Though it is relatively uncommon, some people choose to revive an old will that they had previously decided to revoke. Like all other aspects of wills, will revivals can only be accomplished if they comply with state law. In North Dakota, it is possible to revive a revoked or old will if you take the appropriate actions. Here are some commonly asked questions about the revival of a previously revoked will in North Dakota.
What is a will revival?
The revival of a will occurs when someone chooses to take an old will that they had previously revoked and make it their current will. For example, let’s say you made a last will and testament when you were a young adult. After getting married and having children, you decided to update your will to reflect your new situation. Many years later, your children are now adults and you are divorced from your former spouse. In this situation you might want to go back to the terms of your previous will. You can do this be revoking the current will and reviving the old version.

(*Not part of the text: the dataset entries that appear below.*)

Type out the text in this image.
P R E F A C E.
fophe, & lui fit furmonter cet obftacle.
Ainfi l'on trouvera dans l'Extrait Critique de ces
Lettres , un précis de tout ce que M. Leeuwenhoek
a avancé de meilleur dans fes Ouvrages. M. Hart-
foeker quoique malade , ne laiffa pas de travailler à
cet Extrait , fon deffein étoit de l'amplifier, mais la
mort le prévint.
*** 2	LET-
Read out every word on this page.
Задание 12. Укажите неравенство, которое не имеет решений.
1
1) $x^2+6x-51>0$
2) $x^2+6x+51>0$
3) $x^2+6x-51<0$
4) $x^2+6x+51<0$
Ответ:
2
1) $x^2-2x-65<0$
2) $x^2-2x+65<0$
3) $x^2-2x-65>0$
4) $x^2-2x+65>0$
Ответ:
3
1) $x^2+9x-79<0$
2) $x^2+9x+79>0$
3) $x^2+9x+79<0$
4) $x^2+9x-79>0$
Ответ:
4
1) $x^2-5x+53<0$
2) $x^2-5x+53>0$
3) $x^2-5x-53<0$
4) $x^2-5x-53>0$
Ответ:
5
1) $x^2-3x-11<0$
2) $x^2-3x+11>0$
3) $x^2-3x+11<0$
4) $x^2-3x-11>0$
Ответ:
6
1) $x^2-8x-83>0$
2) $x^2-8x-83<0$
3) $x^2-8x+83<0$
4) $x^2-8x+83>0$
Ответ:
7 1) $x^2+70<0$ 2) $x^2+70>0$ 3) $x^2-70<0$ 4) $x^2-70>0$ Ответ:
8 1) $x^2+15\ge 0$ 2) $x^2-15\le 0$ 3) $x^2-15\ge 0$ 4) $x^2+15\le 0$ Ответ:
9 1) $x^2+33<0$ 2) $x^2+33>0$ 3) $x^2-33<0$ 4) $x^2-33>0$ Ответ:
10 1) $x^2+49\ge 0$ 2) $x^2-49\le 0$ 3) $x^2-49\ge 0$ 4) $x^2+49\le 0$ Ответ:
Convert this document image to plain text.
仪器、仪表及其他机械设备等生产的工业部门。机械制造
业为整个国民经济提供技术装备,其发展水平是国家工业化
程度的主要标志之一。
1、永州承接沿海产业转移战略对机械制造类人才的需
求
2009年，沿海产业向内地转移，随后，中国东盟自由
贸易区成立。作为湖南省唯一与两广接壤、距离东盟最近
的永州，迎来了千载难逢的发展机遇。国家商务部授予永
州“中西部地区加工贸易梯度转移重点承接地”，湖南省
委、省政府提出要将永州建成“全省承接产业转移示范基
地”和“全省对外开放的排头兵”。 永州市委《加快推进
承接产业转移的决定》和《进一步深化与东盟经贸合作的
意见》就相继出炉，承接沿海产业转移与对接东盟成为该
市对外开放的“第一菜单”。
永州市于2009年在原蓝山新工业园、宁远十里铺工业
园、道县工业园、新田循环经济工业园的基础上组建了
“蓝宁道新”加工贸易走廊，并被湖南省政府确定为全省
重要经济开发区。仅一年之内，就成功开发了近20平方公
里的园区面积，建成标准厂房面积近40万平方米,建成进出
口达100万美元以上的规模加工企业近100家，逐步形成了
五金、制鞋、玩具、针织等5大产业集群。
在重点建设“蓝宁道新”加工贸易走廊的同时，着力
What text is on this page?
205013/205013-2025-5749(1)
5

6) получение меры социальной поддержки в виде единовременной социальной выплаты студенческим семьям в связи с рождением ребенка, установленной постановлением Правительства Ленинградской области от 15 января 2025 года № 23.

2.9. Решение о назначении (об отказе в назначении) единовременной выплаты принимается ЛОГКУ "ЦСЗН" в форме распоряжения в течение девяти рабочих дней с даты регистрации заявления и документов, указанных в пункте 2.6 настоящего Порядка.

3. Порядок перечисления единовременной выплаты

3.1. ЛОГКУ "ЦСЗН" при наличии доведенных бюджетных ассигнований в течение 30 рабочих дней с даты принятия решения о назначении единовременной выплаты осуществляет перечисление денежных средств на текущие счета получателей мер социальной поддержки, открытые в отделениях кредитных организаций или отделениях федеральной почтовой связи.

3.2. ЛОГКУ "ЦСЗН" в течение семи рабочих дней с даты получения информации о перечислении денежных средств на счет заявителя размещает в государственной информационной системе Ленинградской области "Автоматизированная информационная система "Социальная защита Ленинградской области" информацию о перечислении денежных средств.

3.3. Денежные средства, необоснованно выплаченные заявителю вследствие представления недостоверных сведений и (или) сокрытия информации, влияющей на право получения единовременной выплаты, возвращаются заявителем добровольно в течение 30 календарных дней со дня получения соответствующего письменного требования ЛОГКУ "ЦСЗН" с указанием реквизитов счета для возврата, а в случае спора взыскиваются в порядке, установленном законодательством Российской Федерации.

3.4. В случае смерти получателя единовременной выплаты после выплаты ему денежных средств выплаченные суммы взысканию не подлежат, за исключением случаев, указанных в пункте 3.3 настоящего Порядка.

Will revoking my current will automatically revive the old will?
No. North Dakota law says that any previews will you make is not automatically revived when you revoke your current will. However, you can revive the old will when you revoke your current will if the circumstances of your revocation indicate it is your desire to do so. In other words, you have to intend that the act of revoking your current will should revive the old one.
What circumstances can show my intent to revive my old will?
It’s always better to be safe than sorry, and the best way to revive an old will is to formally execute the old will. When you make a last will and testament, you have to sign the document and do so in the presence of two witnesses. If you want to revive an old will, it’s best that you go through this signing and witnessing ceremony again. This is especially true if it’s been several years or longer since you created the old will. If you revoke your current will and re-execute the old one in a revival, it will be much easier for a court to accept the revived document.
Should I revive my old will?
That depends on your individual circumstances. However, as a general principle, it’s almost always better to simply create a new last will and testament than it is to try to revive an old one. Writing a new will is not complicated, and you will usually need to make some changes to make your old will reflect your current wishes.